Every hack in the country has been through at least two years of queasy uncertainty, being told they’re in an an unloved and unwanted sector heading the same way as other unpopular professions of lore, like Roman fullers or Victorian child chimneysweeps.
Journalists, in effect are dead men and women walking, we are told (and told repeatedly).
Even worse, it seems the people lining up to do the jobs better than trained journalists can manage it from home without getting out of their pyjamas.While holding down other paying jobs that have nothing at all to do with news gathering.
Oh aye, and did I mention the most wonderful fact of all? They’ll do it for *free*. Um-yum! That altruism is wonderful stuff.
Of course, as a society this has us sleepwalking into a potentially horrendous world of unaccountability – told better than I could ever hope to tell it it in this article by David Simon, creator of TV show The Wire and an acclaimed newspaper reporter.
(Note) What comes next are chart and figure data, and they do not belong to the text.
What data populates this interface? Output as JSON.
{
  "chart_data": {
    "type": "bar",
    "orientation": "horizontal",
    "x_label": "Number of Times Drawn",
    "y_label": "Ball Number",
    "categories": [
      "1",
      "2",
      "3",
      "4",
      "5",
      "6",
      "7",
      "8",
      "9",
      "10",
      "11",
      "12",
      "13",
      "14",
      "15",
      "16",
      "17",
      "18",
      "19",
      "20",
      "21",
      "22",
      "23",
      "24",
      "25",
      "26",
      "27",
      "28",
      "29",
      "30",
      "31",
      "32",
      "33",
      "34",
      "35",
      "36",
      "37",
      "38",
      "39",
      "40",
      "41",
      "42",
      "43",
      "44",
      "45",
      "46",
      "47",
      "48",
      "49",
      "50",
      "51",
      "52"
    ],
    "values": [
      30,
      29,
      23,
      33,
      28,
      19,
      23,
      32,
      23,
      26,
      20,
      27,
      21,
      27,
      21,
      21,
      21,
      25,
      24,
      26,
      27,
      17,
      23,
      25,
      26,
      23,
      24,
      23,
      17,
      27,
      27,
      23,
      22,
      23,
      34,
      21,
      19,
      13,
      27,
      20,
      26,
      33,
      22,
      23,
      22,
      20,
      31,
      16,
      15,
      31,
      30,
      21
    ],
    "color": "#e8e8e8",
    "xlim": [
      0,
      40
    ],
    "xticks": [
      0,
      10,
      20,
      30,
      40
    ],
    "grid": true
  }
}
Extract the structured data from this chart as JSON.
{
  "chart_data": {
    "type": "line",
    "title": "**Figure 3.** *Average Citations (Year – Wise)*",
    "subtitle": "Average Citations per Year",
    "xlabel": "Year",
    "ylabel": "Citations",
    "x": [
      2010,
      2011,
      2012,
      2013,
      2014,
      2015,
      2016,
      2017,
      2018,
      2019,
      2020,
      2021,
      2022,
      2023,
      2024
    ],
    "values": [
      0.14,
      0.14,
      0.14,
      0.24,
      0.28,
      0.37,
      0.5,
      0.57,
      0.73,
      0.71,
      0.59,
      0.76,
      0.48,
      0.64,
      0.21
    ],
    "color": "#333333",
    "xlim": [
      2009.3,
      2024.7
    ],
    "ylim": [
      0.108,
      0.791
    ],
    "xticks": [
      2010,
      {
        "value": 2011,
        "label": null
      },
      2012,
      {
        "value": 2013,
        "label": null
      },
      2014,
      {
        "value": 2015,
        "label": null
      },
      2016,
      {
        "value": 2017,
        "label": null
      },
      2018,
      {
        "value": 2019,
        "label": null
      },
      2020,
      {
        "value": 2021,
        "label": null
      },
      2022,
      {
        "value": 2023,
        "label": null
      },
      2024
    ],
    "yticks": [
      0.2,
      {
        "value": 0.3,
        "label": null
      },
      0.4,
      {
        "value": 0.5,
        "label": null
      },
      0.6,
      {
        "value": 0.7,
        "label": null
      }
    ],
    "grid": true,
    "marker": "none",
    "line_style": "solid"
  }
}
It seems nobody really wants to listen. While news is free and blogs and social media are proliferating, who, except worried journalists, has the time to ponder the future of news?
Maybe that’s about to change. Certainly, plenty of people sat up, listened and took note last week when Rupert Murdoch gave his view that mobile phones and devices – like the vaunted new iPad – will be lifeless without content.
Of course there will be no shortage of people who insist there is plenty of quality content out there without newspapers. Oh really?
Next time you hear that spurious load of old tosh (which you inevitably will) refer the naysayer to this research by the Pew Research Center’s Project for Excellence in Journalism.
The findings, as it happens, are from David Simon’s very own patch in Baltimore. And the results are inarguable. There may be hundreds of places to go for news but virtually all of it – 95% – is still being generated by those much, maligned, nearing-extinction, unloved and unwanted newspaper hacks.
Finally the research is backing up what every traditional and mainstream journalists has been saying for a long while.
Yes, there is plenty of content out there, but if you want news, then you need professionals to seek it out, collect it, verify it and present it – and as David Simon points out, hold the powers that be to account.
On a recent editonof the Quiet News Day podcast, I found myself agreeing with Shaun Milne when he said that Rupert Murdoch might yet be an unlikely saviour of journalism, with his crusade to ensure quality news content is paid for.
Now I find myself sympathising with the Dirty Digger again – but it is not just mobile devices that will be lifeless without news content.